Alan Ladwig, a senior policy adviser to NASA’s administrator, Daniel S. Goldin, said in a recent interview that a committee of 13 of the agency’s assistant administrators would present its recommendations to Mr. Goldin no later than the end of the year.

He said that NASA would like to make a decision as soon as possible, but that the committee meetings will have to be scheduled around a space-shuttle launch set for July 8 and ceremonies commemorating the 25th anniversary of the first manned lunar landing later this month.

A second teacher-in-space mission has been on “indefinite hold’’ since January 1986, when the shuttle Challenger exploded over Cape Canaveral 73 seconds after launch.
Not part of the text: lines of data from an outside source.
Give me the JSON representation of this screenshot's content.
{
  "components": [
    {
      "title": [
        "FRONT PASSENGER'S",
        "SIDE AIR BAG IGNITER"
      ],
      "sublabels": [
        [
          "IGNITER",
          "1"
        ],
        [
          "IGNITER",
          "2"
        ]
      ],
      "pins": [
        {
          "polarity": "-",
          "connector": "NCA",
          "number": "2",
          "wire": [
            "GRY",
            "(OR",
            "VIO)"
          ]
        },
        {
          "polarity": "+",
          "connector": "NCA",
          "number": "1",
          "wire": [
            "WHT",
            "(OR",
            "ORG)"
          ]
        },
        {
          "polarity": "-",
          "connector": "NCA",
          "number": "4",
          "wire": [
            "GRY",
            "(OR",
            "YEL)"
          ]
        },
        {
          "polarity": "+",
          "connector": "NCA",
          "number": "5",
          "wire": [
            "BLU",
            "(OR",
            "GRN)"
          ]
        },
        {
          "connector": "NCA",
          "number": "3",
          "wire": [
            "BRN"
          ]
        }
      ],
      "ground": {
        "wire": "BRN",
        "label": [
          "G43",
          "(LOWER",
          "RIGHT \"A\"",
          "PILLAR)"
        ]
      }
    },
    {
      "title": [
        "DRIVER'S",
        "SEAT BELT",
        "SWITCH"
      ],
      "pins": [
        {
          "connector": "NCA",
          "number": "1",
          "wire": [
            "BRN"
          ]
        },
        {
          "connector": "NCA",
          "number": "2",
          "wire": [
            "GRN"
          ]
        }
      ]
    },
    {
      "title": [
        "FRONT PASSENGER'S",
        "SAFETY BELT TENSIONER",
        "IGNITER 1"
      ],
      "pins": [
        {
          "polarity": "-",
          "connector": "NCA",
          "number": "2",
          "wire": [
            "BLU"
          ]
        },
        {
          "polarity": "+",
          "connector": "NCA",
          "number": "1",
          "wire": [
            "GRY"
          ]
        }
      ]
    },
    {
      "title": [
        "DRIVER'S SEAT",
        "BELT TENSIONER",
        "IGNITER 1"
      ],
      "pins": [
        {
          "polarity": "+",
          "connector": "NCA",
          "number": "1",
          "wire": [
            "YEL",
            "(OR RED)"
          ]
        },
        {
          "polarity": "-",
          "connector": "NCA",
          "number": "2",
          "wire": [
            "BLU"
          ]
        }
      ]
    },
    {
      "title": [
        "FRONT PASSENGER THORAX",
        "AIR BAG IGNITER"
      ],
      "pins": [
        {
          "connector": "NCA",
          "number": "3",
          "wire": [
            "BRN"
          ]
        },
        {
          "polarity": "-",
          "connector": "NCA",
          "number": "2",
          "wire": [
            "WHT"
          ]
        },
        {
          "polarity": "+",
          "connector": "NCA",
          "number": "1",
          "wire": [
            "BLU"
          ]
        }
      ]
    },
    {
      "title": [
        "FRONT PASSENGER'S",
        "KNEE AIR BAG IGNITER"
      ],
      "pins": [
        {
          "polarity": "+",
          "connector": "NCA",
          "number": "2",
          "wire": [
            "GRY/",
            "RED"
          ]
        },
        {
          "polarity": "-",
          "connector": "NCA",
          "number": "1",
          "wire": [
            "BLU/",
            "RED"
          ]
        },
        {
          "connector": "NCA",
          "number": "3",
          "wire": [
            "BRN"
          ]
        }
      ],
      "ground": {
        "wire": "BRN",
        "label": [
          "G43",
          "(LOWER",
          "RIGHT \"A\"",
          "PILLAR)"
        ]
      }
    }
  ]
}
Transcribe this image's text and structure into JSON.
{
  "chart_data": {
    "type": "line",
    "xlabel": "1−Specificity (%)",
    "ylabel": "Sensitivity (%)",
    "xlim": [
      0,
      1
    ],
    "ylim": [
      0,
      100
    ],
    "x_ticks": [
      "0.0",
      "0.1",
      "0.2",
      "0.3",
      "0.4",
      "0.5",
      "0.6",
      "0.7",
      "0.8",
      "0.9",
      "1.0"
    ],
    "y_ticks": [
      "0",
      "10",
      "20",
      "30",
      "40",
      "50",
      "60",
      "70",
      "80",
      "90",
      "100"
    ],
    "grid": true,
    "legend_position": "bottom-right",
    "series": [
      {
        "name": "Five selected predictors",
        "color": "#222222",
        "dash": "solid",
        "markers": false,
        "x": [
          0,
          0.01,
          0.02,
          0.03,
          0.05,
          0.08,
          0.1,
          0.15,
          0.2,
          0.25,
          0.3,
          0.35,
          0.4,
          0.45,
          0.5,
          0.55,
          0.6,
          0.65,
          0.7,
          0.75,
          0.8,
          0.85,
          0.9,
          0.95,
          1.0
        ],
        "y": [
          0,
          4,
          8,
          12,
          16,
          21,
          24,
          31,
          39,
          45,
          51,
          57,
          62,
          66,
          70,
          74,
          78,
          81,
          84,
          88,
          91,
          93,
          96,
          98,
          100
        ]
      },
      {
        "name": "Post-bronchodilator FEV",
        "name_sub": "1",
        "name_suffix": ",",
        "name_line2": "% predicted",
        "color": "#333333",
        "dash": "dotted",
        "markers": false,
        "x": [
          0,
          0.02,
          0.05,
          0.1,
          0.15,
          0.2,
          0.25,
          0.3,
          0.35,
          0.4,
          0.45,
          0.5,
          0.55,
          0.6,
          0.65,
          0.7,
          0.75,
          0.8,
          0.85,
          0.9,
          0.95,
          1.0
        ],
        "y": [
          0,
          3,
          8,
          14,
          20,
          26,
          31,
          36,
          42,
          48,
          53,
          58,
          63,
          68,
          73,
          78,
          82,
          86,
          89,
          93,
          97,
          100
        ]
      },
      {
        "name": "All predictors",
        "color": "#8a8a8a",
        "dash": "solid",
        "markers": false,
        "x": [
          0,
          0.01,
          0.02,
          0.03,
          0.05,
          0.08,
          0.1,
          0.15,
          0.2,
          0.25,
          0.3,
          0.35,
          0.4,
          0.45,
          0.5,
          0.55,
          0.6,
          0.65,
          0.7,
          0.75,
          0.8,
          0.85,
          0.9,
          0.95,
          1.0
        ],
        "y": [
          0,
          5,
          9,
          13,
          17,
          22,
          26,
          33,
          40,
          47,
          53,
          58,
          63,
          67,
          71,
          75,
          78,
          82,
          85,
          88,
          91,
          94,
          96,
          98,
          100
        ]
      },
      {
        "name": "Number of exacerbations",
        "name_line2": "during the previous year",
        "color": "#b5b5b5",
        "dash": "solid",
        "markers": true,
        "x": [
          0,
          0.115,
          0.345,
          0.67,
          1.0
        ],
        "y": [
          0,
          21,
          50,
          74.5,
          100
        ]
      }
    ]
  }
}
The accident killed Sharon Christa McAuliffe, a New Hampshire middle school teacher who was to have conducted a series of lessons from earth orbit, as well as the shuttle’s crew of six astronauts.

NASA officials have since debated whether to slate Barbara Morgan, Ms. McAuliffe’s back-up and the current teacher-in-space designee, for a future mission.

Mr. Ladwig said there is a consensus within NASA that the program has been in limbo for too long.

“I think this year we need to resolve it one way or another to keep things from dragging on,’' he said. “And, to be fair to Barbara Morgan, I think she would like to have a decision fairly soon, too.’'

Safety Concerns

Adm. Richard Truly, Mr. Goldin’s predecessor, declared before he resigned NASA’s top post in 1992 that the shuttle is safe and that another teacher-in-space mission should proceed.

But the program, though still popular among educators, had largely slipped from the headlines until late June, when Mr. Ladwig was quoted in news reports as saying in an interview with the editorial board of the Concord Monitor in New Hamshire that he was “inclined to recommend’’ that it be revitalized.

His remarks caused a minor controversy when Grace Corrigan, Ms. McAuliffe’s mother, responded to the published accounts. She argued that the program should be terminated because Ms. McAuliffe had “accomplished her mission.’'

Mr. Ladwig’s comments also seemed to conflict with remarks Mr. Goldin made earlier this year at the annual meeting of the National Science Teachers Association.

In response to a question from an Education Week reporter, Mr. Goldin said that the teacher-in-space program should not be a priority for NASA and that it could detract from other education initiatives. (See Education Week, Feb. 3, 1993.)

Mr. Ladwig--who formerly managed the space-flight participant program, which includes both teacher-in-space activities and the less well-known journalist-in-space program--said he had stressed in his New Hampshire interview that Mr. Goldin has the final word.

He said the committee will discuss whether there is still a need for a formal teacher-in-space program, noting that many shuttle missions include a formal educational component, including lessons taught by astronauts. The officials will also address the question of the shuttle’s safety, he said.

At the N.S.T.A. meeting, Mr. Goldin said he was concerned about the risks of flying another civilian on the shuttle. NASA estimates that there is a 1-in-75 risk that any given shuttle could suffer a fate similar to Challenger’s.